I'm trying to drive this home to my current group. We played D&D 3.5 almost exclusively for years, only switching to Pathfinder under much protest. When I tried to get some GURPS 4E thrown into the mix, I met with highly mixed reviews, a few outright refusals, and I eventually just gave up. To their credit, we've moved away from D20 based systems a bit lately. I've been running a Hunter: the Reckoning game with quite a bit of success, and my roommate is hopefully going to run the D6 A Song of Ice and Fire RPG for us in the near future. They've been receptive to me mentioning running both Savage Worlds and Burning Wheel as well. It's exciting.
However, I haven't run those games yet for one distinct reason: I don't have a story I'd like to run that jives with either of those systems. Heck, my biggest hang up with my Hunter game is that the World of Darkness's rules and lore are bogging down my current game. One of my players played quite a bit of White Wolf back in the day, and he knows what I'm pitting them against within usually a few minutes. I've been stifled creatively, because out of laziness, I'm falling back on pre-scripted monsters outlined in my large World of Darkness collection instead of running them as I would. I only became aware of this when I tried to make some slightly Chtulonic beings and just gave up and used Demon: the Fallen, because I had the book on my shelf. I've loved those NPCs (and more importantly, the players have too), but I feel guilty, because I let the pre-scripted plot and rules write the game and not me. More than once, I've wished I ran the game with GURPS or Savage Worlds so that we didn't have the World of Darkness to contend with, and I could make the shadows unknown and thus more frightening.

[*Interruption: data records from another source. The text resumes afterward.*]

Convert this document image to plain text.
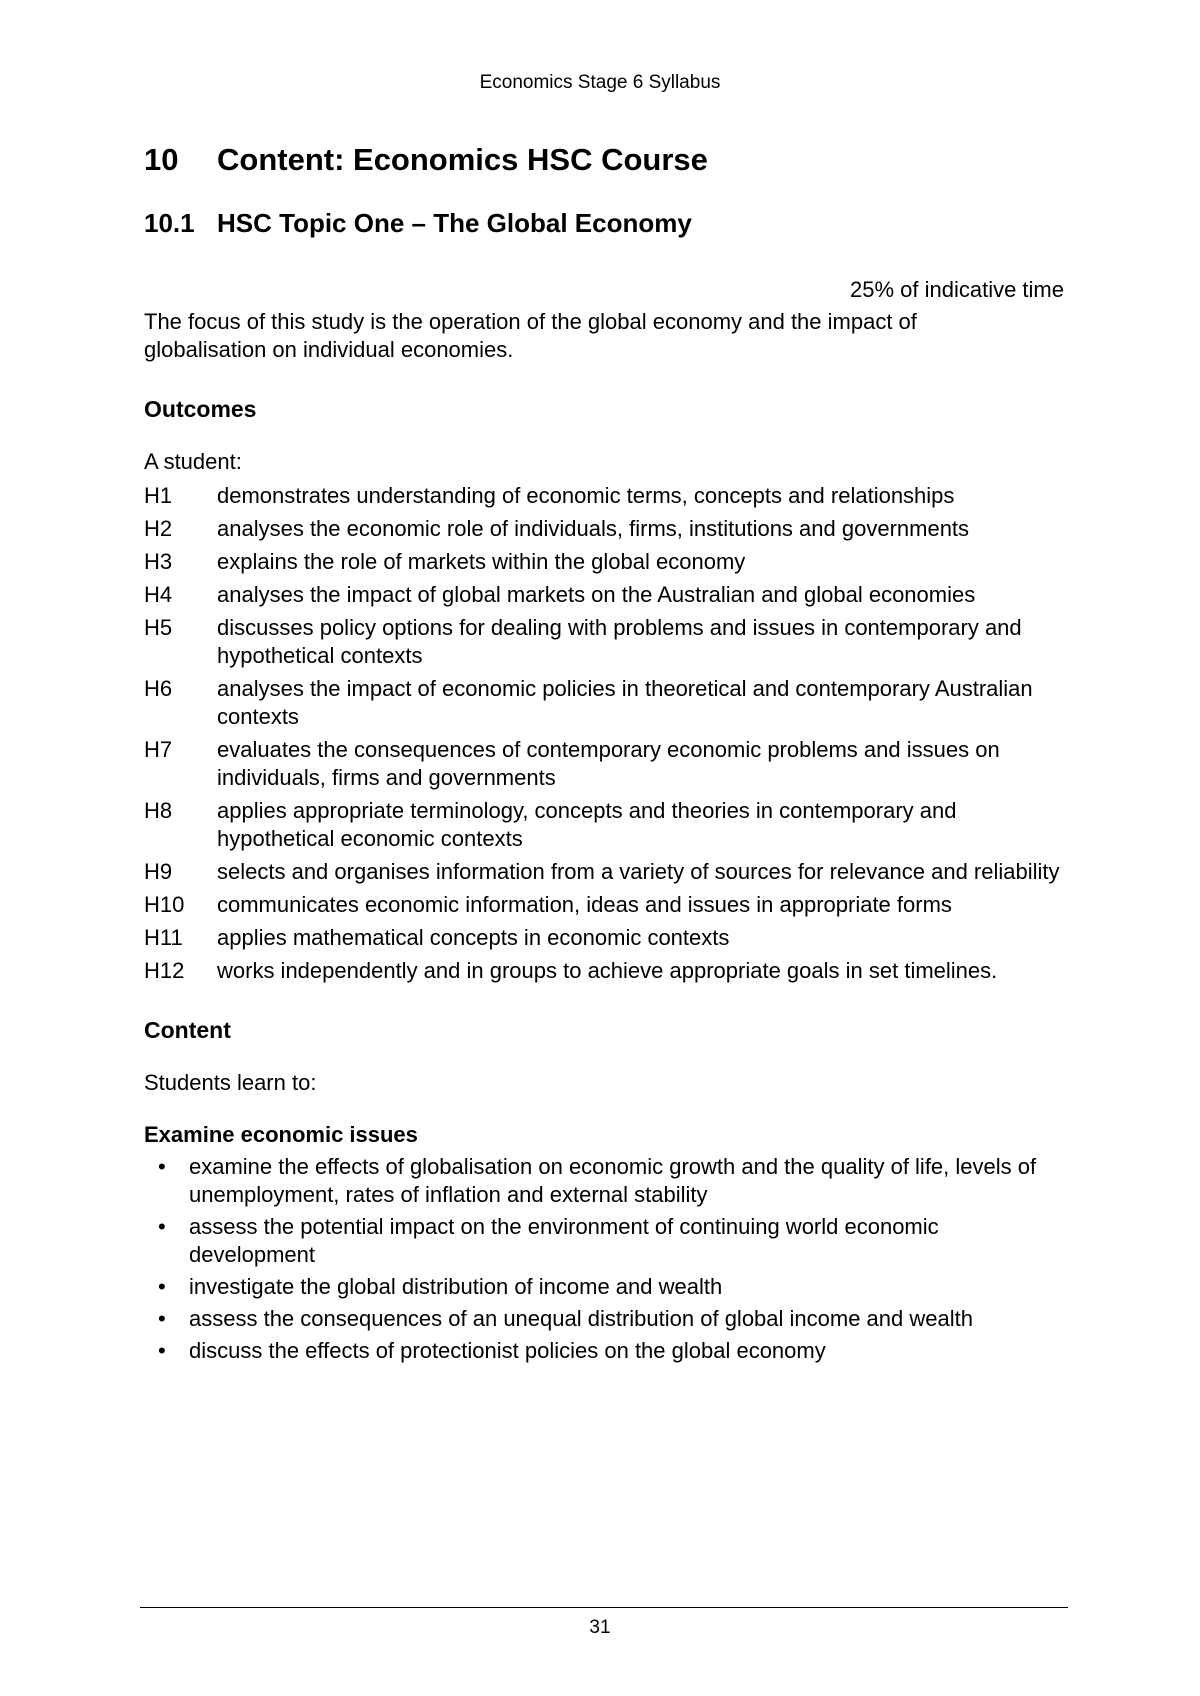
Economics Stage 6 Syllabus
10	Content: Economics HSC Course
10.1 HSC Topic One – The Global Economy
25% of indicative time
The focus of this study is the operation of the global economy and the impact of globalisation on individual economies.
Outcomes
A student:
H1	demonstrates understanding of economic terms, concepts and relationships
H2	analyses the economic role of individuals, firms, institutions and governments
H3	explains the role of markets within the global economy
H4	analyses the impact of global markets on the Australian and global economies
H5	discusses policy options for dealing with problems and issues in contemporary and hypothetical contexts
H6	analyses the impact of economic policies in theoretical and contemporary Australian contexts
H7	evaluates the consequences of contemporary economic problems and issues on individuals, firms and governments
H8	applies appropriate terminology, concepts and theories in contemporary and hypothetical economic contexts
H9	selects and organises information from a variety of sources for relevance and reliability
H10	communicates economic information, ideas and issues in appropriate forms
H11	applies mathematical concepts in economic contexts
H12	works independently and in groups to achieve appropriate goals in set timelines.
Content
Students learn to:
Examine economic issues
•	examine the effects of globalisation on economic growth and the quality of life, levels of unemployment, rates of inflation and external stability
•	assess the potential impact on the environment of continuing world economic development
•	investigate the global distribution of income and wealth
•	assess the consequences of an unequal distribution of global income and wealth
•	discuss the effects of protectionist policies on the global economy
31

In a way, rules are important, because they do shape the game. From what I've read, I'm glad my roommate is running the Green Ronin D6 version of the Song of Ice and Fire RPG rather than the D20 version published by White Wolf. I appreciate the difference, mostly because we're probably going to be playing with some new people who have played D&D before, and I think the different system will help break them of a hack and slash mentality. I'm also glad he's using the actual ASoIaF book over say, GURPS, so that we have world specific options, as I've only watched through season two of the TV show and haven't read the books, and one of the guys hasn't even watched the show. It'll help us get into the world since we're picking from options that are already there.
What I'm afraid of though is that we are going to get hung up on the rules. I don't know how the system works. My roommate is the only one with the book, and he's going to be the only one who knows how the game works. I plan on roleplaying the hell out of it and just forging ahead, but most likely there are going to be game flow interrupting "rules breaks" during our first few sessions. I will be annoyed, but hey. It's a game, and I'll be playing with my friends, so it'll hopefully be a good time.
When I run, I fudge rules for purposes of story a lot. My epic boss just got one shotted because of a rules glitch in a broken Pathfinder build? No prob, he has 100 more HP. The fight rages on, people do epic things, and my player's have a more memorable combat versus "yeah, the boss went down like a bitch because there was a charge lane and I got in 200 damage on a regular hit." Most of the time, the dice fall as they may, but if the rules are standing in the way of the session, screw them. Roleplaying, to me at least, is about a story, not about chucking some dice and playing with probabilities.